WASHINGTON – Les dirigeants à travers le monde discutent avec force de l’opportunité d’établir une zone d’exclusion aérienne pour mettre fin à la violence qui se déroule en Libye.  Certains rappellent le cas de la Bosnie, où l’OTAN avait tardé à protéger les populations dans les années 90, pour motiver une action. D’autres se souviennent du Rwanda, pour lequel le président Bill Clinton avait ultérieurement exprimé ses regrets de ne pas avoir fait le nécessaire pour sauver des vies innocentes.

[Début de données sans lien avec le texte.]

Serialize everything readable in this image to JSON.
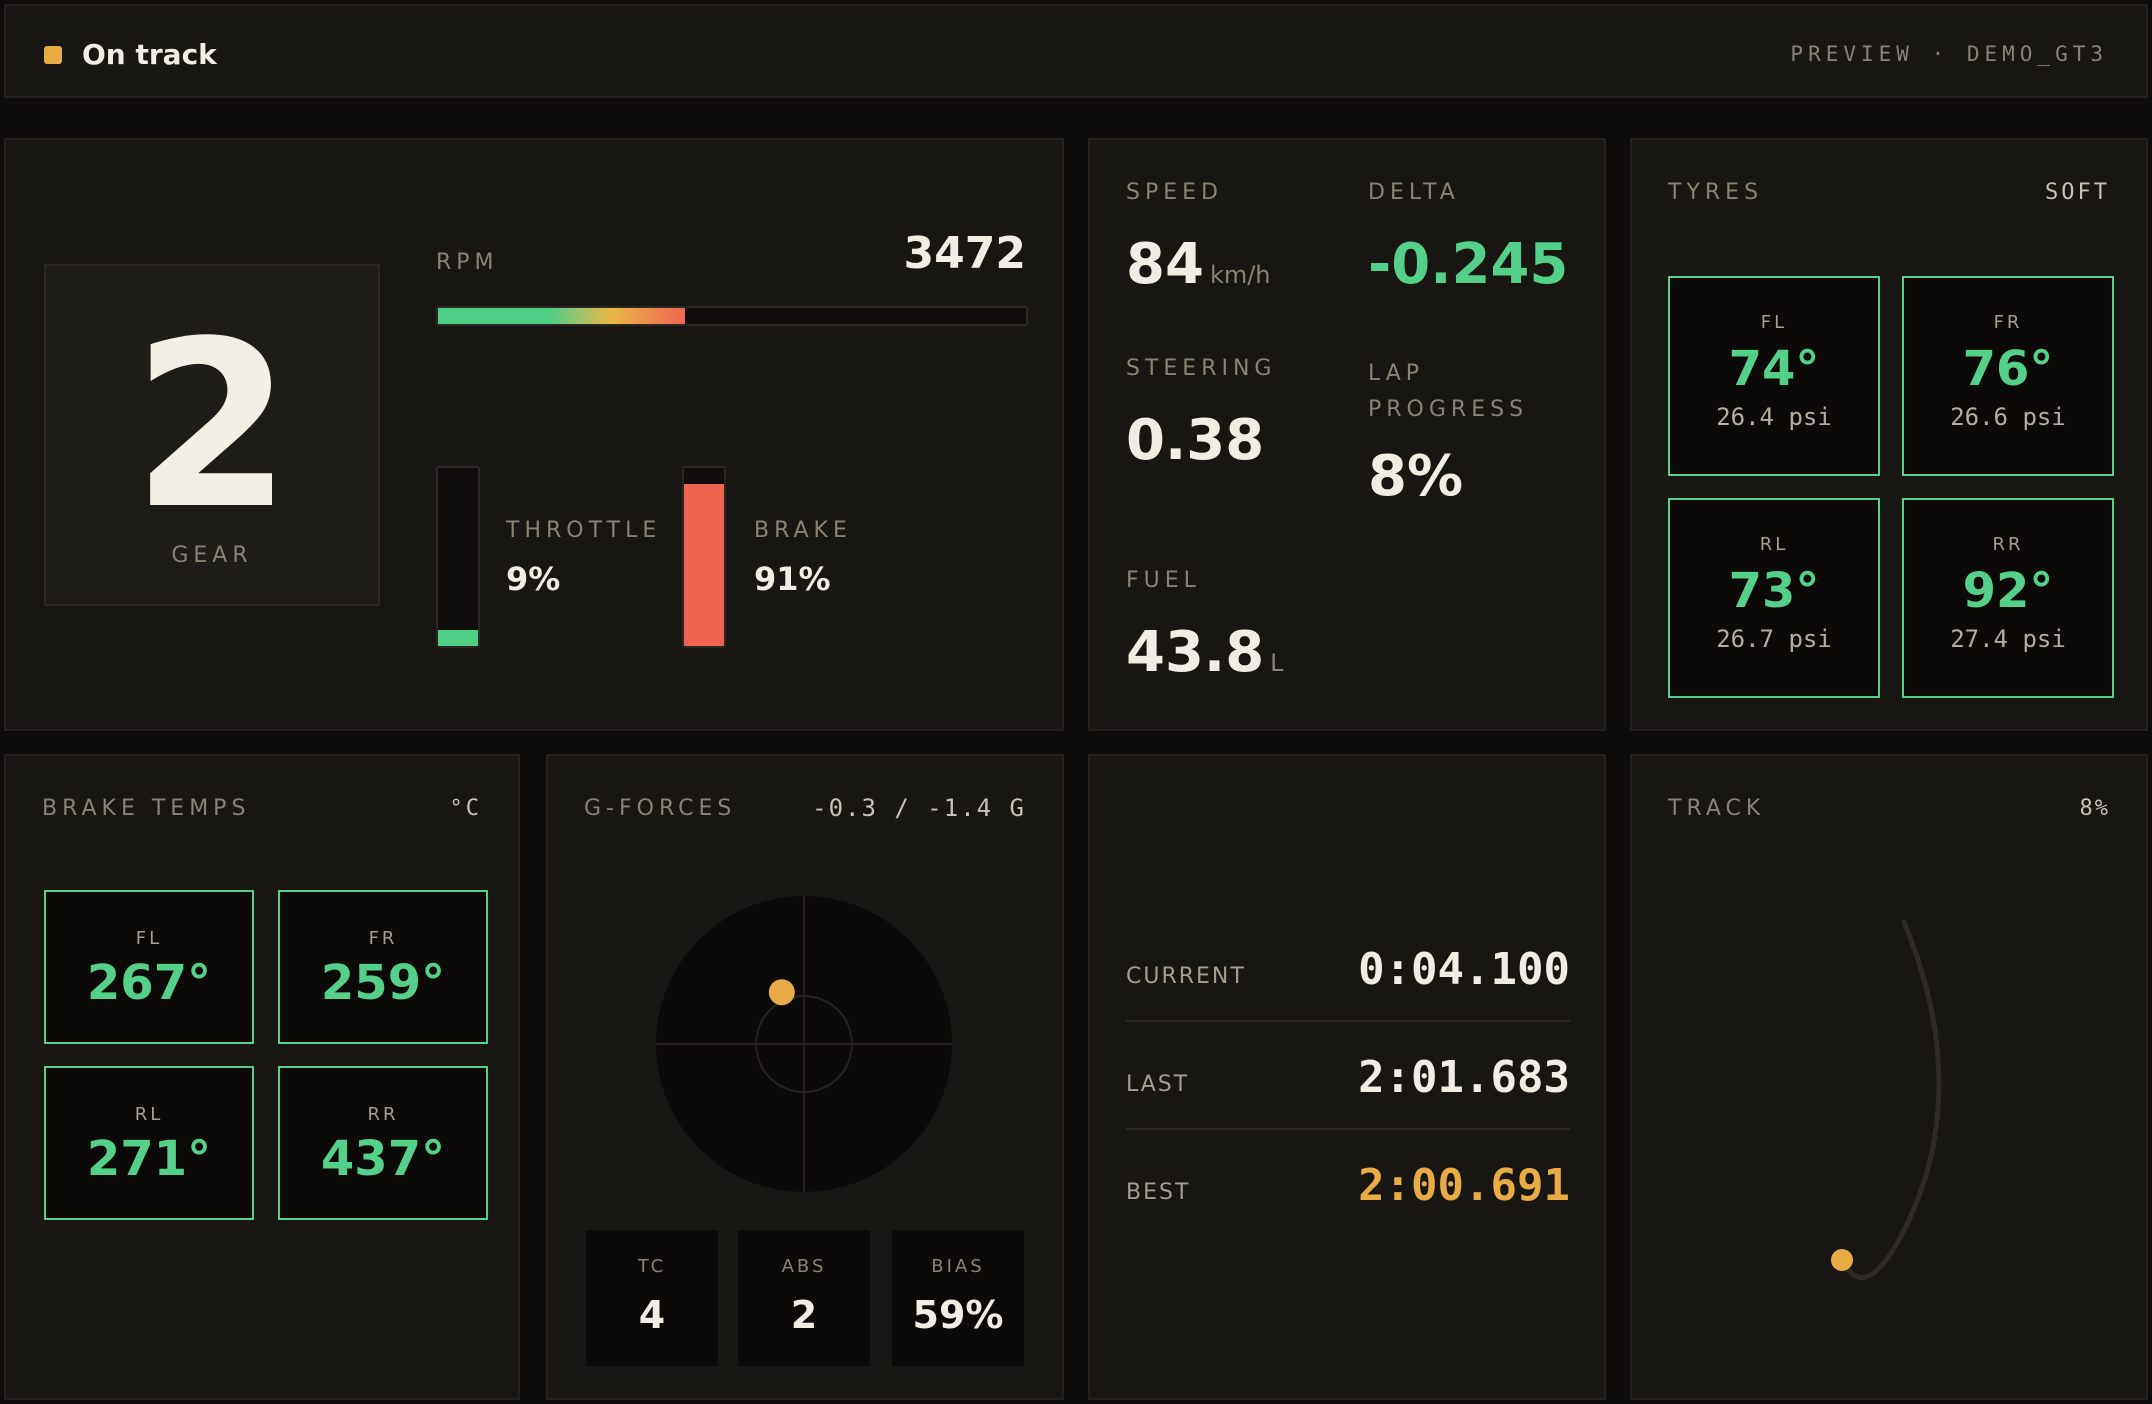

Mais c’est plutôt à la lumière de la tragédie au sud de l’Irak dans les premiers jours de la guerre du golfe il y a vingt ans que les enjeux en Libye aujourd’hui doivent être envisagés.

Alors que les forces de coalition aiguillaient l’armée irakienne en février 1991, le président H.W. Bush avait encouragé le peuple irakien à « prendre les affaires en main pour obliger Saddam Hussein le dictateur à se retirer. » Lorsque les Irakiens shiites, les Kurdes et les Arabes des marais se sont rebellés contre Hussein, ils ont pensé que les forces américaines les protégeraient contre la force de frappe supérieure du dictateur brutal.

Mais en fait, lorsque les hélicoptères de combat et les forces d’élite de l’Irak ont commencé à massacrer le peuple, les forces de coalition ont reçu l’ordre de ne pas intervenir. Le monde a alors regardé des milliers d’Irakiens se faire massacrer.

La situation aujourd’hui en Libye est différente. Inspiré par les évènements en Tunisie et en Égypte, le peuple libyen s’est soulevé spontanément contre les quatre décennies de répression du Colonel Mouammar Kadhafi. Malgré tout, le spectre qui me hante est le même – des gens ordinaires confrontés à la puissance aérienne et aux soldats bien armés d’un autocrate et qui comptent sur le monde libre pour les protéger d’un massacre après que nous ayons applaudi et félicité leur courage par nos paroles.